Moving across borders

How do you facilitate talent mobility at your organisation?

Mark Leong
Director of HR, UBS AG
At UBS, we recognise that building and maintaining a workforce of highly talented individuals demands an open-minded, diverse and inclusive and respectful working culture as well as merit-based career advancement. As an example, we have recruitment-related trainings targeted at hiring managers (but also open to employees in general) on “Unconscious Bias” to help them understand the nature and occurrences of bias and to show them techniques on how to challenge biases in the workplace.

UBS recognises that reputation and word-of-mouth are two of the most powerful communication avenues and we have been successfully using iHire, an internal employee referral program, to attract some of the top talents internally and externally in the market that we operate in.

Talents who are moved are also on-boarded to their new roles or locations via various avenues. Foundation Programmes typically consist of mandatory training programmes and tests to ensure that all UBS employees meet the minimum standard in location for delivering the UBS Client Experience and appropriately managing risk, key components of our UBS business strategy. Learning Pathways, developed by the UBS Business University in consultation with the business, consist of a chronological series of training activities, events and experiences that ensure consistent training across similar business roles worldwide.

Key Talent Programmes are implemented to provide tailored development experiences for the firm’s key talent.
Alex Kershaw
Director HR – Singapore, Philippines and Indonesia Market Head, American Express
Encouraging our employees to realise their potential at American Express and build a meaningful career with us is a core part of our Employee Value Proposition. Due to the diversity of our organisation, employees have the opportunity to develop their career with a range of business units and roles; and we encourage our talent to move laterally across different business units and into new markets.

Last year we launched a new initiative in Singapore – MyCareer@Amex, which aimed to do exactly that. Over the course of a week we had a range of career focused activities running in each of our three offices. These included a careers fair, where employees could learn more about different lines of business, the roles available in the Singapore market, what a typical day of certain jobs would look like, as well as the skills and knowledge they would need to move into these roles.

We also ran a number of workshops aimed at helping employees build their networks and their personal brand. Leader Series sessions were organised for employees to hear from leaders on how they have navigated their own careers, and their first-hand experiences on moving to different geographies and lines of business within American Express. American Express has an internal job posting platform where vacant roles are advertised internally, so that all employees can view and apply for roles posted both within their home market, but also across the globe.

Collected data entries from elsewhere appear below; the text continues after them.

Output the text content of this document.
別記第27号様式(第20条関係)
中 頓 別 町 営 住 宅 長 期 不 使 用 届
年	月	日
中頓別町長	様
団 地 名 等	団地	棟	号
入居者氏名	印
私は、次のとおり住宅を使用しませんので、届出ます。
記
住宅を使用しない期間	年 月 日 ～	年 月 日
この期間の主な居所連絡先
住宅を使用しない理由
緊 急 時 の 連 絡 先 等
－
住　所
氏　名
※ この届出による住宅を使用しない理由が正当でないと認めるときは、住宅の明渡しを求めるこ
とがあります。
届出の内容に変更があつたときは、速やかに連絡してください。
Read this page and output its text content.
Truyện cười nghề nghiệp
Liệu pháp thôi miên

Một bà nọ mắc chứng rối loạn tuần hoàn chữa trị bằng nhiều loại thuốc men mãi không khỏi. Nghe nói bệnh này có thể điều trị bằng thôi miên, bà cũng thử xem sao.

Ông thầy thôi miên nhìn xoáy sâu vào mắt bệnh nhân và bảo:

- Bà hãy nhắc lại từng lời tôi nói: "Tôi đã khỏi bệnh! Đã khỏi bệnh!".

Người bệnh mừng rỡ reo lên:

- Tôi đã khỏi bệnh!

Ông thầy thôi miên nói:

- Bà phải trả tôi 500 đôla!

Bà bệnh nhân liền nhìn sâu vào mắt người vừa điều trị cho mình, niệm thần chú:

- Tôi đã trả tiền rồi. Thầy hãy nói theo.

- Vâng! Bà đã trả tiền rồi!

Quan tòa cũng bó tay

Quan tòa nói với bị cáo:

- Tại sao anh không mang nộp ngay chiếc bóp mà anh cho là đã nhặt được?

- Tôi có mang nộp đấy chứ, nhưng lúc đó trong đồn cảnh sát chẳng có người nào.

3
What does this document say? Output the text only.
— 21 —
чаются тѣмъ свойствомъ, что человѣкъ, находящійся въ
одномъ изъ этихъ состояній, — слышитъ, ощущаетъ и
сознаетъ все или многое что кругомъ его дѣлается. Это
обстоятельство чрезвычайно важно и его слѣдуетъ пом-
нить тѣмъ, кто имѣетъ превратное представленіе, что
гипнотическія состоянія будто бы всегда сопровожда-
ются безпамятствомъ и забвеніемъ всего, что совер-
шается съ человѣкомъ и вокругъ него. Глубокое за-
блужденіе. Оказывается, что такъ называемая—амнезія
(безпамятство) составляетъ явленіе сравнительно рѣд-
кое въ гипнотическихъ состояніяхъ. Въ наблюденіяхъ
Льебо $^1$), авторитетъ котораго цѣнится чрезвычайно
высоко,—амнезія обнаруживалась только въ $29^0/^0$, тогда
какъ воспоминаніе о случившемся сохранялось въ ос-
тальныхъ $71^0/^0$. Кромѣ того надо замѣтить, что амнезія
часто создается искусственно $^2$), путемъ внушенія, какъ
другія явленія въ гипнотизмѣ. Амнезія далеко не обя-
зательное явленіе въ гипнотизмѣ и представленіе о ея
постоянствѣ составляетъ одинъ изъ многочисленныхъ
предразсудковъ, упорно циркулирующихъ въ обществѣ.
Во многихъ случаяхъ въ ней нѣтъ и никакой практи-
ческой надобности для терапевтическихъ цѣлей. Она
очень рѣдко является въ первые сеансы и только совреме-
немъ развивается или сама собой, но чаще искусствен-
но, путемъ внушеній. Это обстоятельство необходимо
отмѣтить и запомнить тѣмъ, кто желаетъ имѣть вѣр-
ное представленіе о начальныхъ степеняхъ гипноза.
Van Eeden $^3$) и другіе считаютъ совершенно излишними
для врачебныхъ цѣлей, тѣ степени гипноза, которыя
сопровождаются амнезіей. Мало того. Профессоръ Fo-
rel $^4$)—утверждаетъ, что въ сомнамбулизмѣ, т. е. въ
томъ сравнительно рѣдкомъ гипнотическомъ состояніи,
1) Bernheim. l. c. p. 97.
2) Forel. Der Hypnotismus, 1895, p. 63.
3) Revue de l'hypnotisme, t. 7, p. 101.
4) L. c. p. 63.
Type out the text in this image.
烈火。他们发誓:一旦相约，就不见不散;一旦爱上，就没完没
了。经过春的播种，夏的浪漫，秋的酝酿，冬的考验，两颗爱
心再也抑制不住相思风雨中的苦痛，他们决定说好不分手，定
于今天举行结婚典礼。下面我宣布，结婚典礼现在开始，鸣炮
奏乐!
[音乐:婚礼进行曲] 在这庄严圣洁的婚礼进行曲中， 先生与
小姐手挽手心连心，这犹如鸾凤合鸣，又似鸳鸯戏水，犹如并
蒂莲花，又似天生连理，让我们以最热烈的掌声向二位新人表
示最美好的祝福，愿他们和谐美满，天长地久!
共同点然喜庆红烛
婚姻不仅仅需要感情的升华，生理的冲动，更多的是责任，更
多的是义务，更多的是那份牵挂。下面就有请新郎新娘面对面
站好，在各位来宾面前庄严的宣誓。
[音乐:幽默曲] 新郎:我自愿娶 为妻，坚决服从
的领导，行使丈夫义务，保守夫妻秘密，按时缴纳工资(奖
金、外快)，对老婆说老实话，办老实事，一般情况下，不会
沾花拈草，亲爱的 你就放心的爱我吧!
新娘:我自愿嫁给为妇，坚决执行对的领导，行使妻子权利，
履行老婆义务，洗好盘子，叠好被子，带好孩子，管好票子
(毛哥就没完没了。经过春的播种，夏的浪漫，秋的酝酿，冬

This transparency empowers our employees to seek new career opportunities, and our talents are encouraged to discuss roles interesting them with their leader openly before making an application.
Tricia Duran
HR Director, Unilever Asia, Singapore
If you stop to consider that in the Fast-Moving Consumer Goods (FMCG) industry, products, processes and systems can in theory all be copied by competitors, the one unique competitive advantage are its people. Development plans are hinged on a 70/20/10% approach. Seventy per cent is about ensuring the right work experiences are provided, 20% is about mentoring support, and 10% is about ‘classroom-style training.’

Facilitating talent mobility is important to ensure the 70% is delivered, and each line manager has regular conversations with their people to support them in making better career choices.

Business led resourcing committees are institutionalised and run regularly. From there, a variety of developmental roles are identified which can be done short-term (up to 18 months) or long term (3+ years) depending on the individuals need.

To ensure an employee’s move goes smoothly, a personal mobility adviser is assigned to them, whereby he or she acts like a ‘concierge service’ in providing a one-stop shop for all move-related needs. On-boarding practices go beyond work-related programmes and include cultural immersions, language training, spousal support for job hunting and education. Various reward approaches are tailored to recognised different individual circumstances and family needs.

This holistic approach has resulted in external recognition for Unilever, most recent of which is the prestigious Best Leadership Development Award at the HRM Awards in February.